Si la création de cette cellule arrive à point nommé ce n’est pas un hasard. Pour procéder à la création de VIT-INNOV, l’ISVV a pris en compte l’enjeu climatique et environnemental lié au réchauffement, avec un certain nombre de conséquences sur les maladies et les méthodes de culture. Il y a là une vraie préoccupation, une réelle nécessité de se projeter sur l’accompagnement du terroir en termes de vigne puisque c’est elle qui est directement impactée. Il s’agit bien en parallèle de préserver ce qui fait la typicité et l’identité oenologique des vins de Bordeaux et d’Aquitaine. Toute la phase amont constitue un deuxième volet de plus en plus important : quels cépages, quels traitements vont être les mieux adaptés pour réagir au changement climatique et réduire l’empreinte environnementale et celle des intrants notamment par la réduction de l’utilisation des pesticides et fongicides ? Mais il nous faut également tenir compte de la vie d’une activité qui a une vraie dimension d’aménagement sur des territoires où elle joue un rôle économique et social majeur, dont on sait qu’il ne sera pas possible de la remplacer par de l’industrie si elle devait disparaître. Il s’agit donc bien d’un enjeu stratégique capital pour nous de maintenir le vin et la vigne, de les développer, de les accompagner face aux nouveaux défis environnementaux et climatique.

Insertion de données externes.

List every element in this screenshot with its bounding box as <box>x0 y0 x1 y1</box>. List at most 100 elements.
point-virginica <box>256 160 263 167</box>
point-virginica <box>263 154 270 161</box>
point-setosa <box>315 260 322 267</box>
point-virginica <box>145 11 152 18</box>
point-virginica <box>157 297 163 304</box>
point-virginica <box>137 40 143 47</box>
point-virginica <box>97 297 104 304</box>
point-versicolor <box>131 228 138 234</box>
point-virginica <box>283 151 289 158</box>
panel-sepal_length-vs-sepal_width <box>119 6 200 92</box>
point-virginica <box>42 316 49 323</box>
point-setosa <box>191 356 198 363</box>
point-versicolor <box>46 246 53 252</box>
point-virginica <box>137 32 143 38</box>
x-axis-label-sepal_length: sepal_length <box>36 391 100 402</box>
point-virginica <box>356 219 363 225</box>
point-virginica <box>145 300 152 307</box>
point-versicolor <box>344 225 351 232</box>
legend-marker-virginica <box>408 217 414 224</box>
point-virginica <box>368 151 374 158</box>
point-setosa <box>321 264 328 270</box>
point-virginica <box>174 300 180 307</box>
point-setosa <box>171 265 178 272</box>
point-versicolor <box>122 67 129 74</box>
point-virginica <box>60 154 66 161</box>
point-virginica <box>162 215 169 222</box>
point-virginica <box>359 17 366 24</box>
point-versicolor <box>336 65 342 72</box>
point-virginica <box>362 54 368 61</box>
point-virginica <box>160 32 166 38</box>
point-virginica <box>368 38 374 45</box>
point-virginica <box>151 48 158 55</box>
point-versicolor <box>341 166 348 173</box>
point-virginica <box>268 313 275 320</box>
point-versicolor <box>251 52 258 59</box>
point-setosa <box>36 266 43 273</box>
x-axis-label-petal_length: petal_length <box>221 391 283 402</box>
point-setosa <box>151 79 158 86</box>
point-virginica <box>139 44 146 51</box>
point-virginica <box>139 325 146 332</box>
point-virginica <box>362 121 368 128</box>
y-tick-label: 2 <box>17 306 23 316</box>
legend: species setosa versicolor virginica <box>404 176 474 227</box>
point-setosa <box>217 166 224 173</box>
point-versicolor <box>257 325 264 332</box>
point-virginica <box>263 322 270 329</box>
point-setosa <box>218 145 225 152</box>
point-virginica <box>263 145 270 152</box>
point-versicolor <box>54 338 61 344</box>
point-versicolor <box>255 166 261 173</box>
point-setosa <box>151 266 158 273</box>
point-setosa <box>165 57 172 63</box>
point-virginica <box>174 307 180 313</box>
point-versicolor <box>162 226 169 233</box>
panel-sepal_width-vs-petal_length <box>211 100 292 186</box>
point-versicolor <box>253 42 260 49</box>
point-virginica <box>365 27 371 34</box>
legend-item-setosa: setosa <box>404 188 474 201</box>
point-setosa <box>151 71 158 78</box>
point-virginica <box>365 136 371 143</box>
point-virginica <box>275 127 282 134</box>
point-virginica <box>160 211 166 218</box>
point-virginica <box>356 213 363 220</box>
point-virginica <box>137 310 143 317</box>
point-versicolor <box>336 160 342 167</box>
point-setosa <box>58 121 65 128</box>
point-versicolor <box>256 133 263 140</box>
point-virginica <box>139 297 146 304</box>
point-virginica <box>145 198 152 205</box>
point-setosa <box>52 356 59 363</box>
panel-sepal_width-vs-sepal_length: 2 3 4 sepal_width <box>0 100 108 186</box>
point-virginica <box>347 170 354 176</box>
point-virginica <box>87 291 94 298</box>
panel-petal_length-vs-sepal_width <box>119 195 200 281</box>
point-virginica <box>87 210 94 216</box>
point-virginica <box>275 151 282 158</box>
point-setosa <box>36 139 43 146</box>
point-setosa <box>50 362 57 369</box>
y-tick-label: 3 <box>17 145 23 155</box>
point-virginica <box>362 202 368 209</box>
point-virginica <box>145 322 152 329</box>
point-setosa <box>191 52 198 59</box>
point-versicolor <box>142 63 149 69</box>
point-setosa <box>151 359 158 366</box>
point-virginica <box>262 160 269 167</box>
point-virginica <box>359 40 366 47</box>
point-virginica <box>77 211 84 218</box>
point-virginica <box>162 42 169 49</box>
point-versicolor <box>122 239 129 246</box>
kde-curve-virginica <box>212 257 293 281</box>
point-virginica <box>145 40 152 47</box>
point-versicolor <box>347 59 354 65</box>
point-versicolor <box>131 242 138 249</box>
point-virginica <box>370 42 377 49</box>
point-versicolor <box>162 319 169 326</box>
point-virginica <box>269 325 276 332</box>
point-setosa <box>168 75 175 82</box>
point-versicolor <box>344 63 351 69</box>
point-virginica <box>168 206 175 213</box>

Cette cellule de transfert nécessaire pour compléter l’offre de transfert de l’ISVV doit s’articuler avec les recherches de l’ISVV, notamment celles portées par l’INRA avec les cellules existantes, avec l’ITV pour la partie expérimentation et l’ENITAB. Nous voulons vraiment construire une chaine de la recherche dont le pilote est à l’ISVV avec des connexions à l’international avec l’Australie, l’Allemagne… jusqu’à l’accompagnement de l’évolution à tous les niveaux des formations, pour faciliter les mutations de l’évolution de la filière et que se renforce l’interface entre la recherche et le monde économique, grâce à ces cellules et grâce au renforcement des maillons, du plus amont au plus aval.